What Travelers To Europe Need To Know About New Visa Rules

Entering Europe will soon change for everyone traveling with a non-EU passport under two new border control schemes. There is news that an EU non-working party has looked into the idea of decoupling the two schemes, meaning they may be brought in at different times.

Here’s what you should know about the new border controls and the effects they may have on non-EU travelers arriving in Europe.

ETIAS, the European Travel Information and Authorisation System, Due November 2023

ETIAS, the European Travel Information and Authorisation System, will oblige visitors from outside Europe to apply for a visa-waiver before arriving into one of the participating European countries.

It will operate much like the ESTA scheme in the U.S., where travelers not visiting on a U.S. passport will need to register before entering Europe for a fee of $7. Travelers under 18 and over 70 will be exempt from payment. The right to enter will last 3 years, after which time, travelers must reapply.

Travelers from 63 countries will be affected, including Argentina, Australia, Brazil, Canada, Japan, New Zealand, the U.S., the U.K. and the UAE.

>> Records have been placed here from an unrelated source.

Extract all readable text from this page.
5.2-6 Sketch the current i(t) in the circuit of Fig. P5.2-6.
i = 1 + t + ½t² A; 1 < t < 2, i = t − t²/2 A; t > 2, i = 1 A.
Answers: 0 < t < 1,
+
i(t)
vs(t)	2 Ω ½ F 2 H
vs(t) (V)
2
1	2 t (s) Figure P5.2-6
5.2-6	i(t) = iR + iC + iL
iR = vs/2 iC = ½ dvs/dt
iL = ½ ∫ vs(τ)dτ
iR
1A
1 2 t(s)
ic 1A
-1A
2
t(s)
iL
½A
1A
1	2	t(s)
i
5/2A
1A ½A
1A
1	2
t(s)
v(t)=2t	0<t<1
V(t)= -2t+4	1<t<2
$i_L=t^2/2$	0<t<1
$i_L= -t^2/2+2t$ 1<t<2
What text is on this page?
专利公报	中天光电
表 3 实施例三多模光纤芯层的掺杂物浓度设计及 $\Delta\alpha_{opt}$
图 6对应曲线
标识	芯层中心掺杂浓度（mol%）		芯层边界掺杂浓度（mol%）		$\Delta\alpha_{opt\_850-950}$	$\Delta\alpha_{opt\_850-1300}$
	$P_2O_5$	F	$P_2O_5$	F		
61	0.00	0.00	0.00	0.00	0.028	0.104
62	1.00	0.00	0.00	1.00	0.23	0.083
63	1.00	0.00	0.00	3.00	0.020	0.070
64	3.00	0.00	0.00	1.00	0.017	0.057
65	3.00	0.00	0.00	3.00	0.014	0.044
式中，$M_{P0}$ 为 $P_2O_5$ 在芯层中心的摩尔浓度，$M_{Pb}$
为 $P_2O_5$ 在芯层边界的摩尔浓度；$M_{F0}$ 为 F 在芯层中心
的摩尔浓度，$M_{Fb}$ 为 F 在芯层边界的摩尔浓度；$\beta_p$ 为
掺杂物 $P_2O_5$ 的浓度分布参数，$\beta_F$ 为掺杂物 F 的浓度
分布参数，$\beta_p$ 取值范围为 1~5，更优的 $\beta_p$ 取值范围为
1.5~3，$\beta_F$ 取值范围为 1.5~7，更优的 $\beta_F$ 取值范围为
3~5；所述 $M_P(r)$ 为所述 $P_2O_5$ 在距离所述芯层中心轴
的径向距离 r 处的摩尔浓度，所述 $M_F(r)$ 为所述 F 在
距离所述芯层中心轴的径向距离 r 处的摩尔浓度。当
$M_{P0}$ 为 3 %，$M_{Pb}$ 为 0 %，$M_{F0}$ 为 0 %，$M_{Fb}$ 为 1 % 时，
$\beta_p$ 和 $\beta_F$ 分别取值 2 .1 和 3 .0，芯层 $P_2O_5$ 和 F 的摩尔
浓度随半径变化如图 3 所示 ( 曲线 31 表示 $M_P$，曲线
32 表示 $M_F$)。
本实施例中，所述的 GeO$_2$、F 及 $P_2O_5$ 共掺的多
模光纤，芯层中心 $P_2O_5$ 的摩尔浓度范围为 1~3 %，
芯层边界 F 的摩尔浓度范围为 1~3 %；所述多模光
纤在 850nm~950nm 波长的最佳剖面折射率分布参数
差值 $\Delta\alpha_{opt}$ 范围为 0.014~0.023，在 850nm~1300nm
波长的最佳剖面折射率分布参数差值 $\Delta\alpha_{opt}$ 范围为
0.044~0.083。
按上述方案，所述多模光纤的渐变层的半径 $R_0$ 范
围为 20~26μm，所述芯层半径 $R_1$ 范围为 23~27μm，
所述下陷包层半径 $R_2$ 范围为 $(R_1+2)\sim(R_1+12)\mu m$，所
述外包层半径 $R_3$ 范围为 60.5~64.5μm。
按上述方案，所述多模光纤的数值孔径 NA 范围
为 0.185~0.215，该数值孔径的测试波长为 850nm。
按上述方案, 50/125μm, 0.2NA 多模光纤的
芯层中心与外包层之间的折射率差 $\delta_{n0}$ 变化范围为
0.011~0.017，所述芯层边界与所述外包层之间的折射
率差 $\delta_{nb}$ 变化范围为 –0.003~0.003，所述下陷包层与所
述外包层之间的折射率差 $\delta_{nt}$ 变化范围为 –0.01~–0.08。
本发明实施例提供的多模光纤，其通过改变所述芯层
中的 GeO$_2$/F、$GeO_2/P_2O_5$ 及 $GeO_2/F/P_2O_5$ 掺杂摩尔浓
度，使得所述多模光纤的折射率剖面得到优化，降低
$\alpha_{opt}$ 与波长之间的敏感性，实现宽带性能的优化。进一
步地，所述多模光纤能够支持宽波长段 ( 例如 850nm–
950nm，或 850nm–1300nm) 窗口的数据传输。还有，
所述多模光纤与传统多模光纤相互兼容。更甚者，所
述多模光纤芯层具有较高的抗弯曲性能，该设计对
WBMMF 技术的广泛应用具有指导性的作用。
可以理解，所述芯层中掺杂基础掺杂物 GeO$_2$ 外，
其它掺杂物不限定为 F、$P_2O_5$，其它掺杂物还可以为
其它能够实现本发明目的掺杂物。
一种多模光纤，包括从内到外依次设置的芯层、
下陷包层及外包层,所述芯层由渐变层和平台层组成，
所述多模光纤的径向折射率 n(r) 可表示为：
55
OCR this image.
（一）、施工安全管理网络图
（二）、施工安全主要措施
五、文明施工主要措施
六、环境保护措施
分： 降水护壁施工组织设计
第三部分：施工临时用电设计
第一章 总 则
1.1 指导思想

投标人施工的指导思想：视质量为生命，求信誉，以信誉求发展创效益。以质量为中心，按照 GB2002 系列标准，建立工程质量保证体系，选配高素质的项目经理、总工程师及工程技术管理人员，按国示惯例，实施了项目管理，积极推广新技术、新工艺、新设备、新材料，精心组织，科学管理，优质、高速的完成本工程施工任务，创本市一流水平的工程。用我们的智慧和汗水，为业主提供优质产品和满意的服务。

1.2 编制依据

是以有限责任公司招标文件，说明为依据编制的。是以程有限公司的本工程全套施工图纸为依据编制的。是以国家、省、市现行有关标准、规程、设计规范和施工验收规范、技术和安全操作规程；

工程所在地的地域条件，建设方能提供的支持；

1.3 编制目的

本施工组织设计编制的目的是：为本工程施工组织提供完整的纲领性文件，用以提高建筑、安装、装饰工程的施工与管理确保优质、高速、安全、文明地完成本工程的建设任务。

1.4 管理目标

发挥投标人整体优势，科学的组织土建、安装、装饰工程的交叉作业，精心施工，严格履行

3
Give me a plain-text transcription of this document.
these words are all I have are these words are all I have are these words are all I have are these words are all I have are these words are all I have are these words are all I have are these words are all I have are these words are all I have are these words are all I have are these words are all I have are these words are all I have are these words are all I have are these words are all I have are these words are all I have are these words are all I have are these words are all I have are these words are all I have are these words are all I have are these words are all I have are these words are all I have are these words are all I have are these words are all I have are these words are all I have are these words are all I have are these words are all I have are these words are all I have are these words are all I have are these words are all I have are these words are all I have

The 26 countries in the Schengen area that are in the scheme are Austria, Belgium, the Czech Republic, Denmark, Estonia, Finland, France, Germany, Greece, Hungary, Iceland, Italy, Latvia, Liechtenstein, Lithuania, Luxembourg, Malta, the Netherlands, Norway, Poland, Portugal, Slovakia, Slovenia, Spain, Sweden and Switzerland. A handful of EU countries will not be in the scheme in its first iteration, such as Ireland and Cyprus.

The ETIAS scheme was due for release in November 2023, just a few months from now, at the same time as the EES.

The EES, the Entry and Exit Scheme, Due 2023 But Now Delayed Possibly Until After Paris Olympic Games 2024

The EES, Entry and Exit System, is a new scheme to use biometric data to pass through the frontier into a Schengen-area country—fingerprints and faces will be scanned as travelers pass through electronic gates. It is intended that it will eventually replace passport stamps.

It was due to come into effect in 2020, then delayed eventually to November 2023. Due to the significant delays due to technical issues, France asked the EU to postpone both schemes now until after the Olympic Games take place in Paris in summer 2024—for obvious reasons, as a huge number of people are expected to attend and a glitch in any new system would seriously impede people’s access.

The EES And ETIAS May Be Decoupled And Come Into Effect At Different Times

Due to the fact that the Olympic Games are to be held in Europe in 2024 in Paris, and that there are delays in the technological delivery of the schemes, it does appear to make logical sense that any border controls would be delayed until after an extra million people have passed through EU borders next summer—it wouldn’t make for great headlines at the Olympics if there were delays at the airports because of tech issues, for something that has nothing to do with sport.

So there is now an idea to decouple the two systems and bring in the ETIAS scheme before the EES.

There are several issues around the decoupling, notably whether countries feel happy that travelers cannot be checked against all available databases upon entry, as they will be when both systems are up and running.

If the plans are accepted, such a decoupling could take place by May 2024, according to the report, which is when the ETIAS would begin for travelers. The EES would occur once the first scheme was working. A decision will likely be made in October.


Correction Wednesday 19 July—this article was amended to add the information that passengers under 18 and over 70 will not need to pay for authorization prior to travel under ETIAS.